The band on the album comprise the creme de la creme of New York-based Balkan talent. Along with the frontwoman and the accordionist, there’s trumpeter Frank London, guitarist Brandon Seabrook, multi-keyboardist Patrick Farrell, ubiquitous percussionist Deep Singh and tubaist Ron Caswell. There’s also a blazing brass section led by famed Serbian trumpeter Ekrem Mamutović.

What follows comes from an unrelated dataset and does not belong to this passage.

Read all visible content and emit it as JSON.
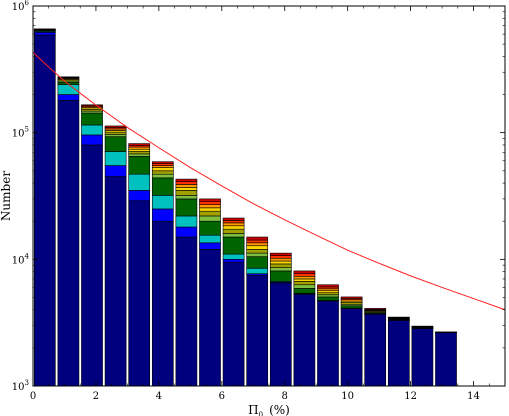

Akaja Rat sets the stage, a lithely dancing, sunny, glisteningly precise nmber spiced with rat-a-tat brass, wry synth texurres and a shuffling, straight-up dancefloor beat. Boza Limunada opens with a blaze of brass from London and fellow trumpeter John Carlson, an anthemic, bittersweet, pulsingly tricky launching pad for Eva Salina’s coolly enigmatic low register. The band reinvents Djelo Djelo as somber, accordion-fueled Abbey Road Beatles art-rock under Eva Salina’s uneasily soaring melismas

Her darkly torchy approach to the plushly propulsive, noirish Hovavni Romni is spine-tingling.Singh’s slow, misterioso groove, moody low brass, Farrell’s spiraling synth and Seabrook’s dramatic David Gilmour-esque accents provide a haunting backdrop for the frontwoman’s  similarly suspenseful vocals throughout Jek Jek Dešujek, part lullaby, part warning. By contrast, the album’s title track blends staccato Balkan dancefloor chromatics and trippily twinkling art-rock under a pillowy vocal.

Singh’s leapfrogging beats in tandem with the brass adds more than a hint of bhangra to Koj Si Gola Roma, which takes on more of a Balkan reggae feel as it bounces along. They do O Zvonija Marena as a stately, understated, mysterious tango for accordion and vocals. From there they pick up the pace with with the track that may be the most familiar to Balkan music fans, Pijanica: the subtle keyboard touches under the slowly building brass conflagration are as amusing as they are psychedelic.

The final cut is I Barval Pudela, recast as blazing Romany rock:. imagine an artsier Gogol Bordello with one of the world’s most spinetingling singers out front. Spin one of this decade’s most exhilarating albums and discover two Balkan icons, one from the past and the other who promises to be one in the future.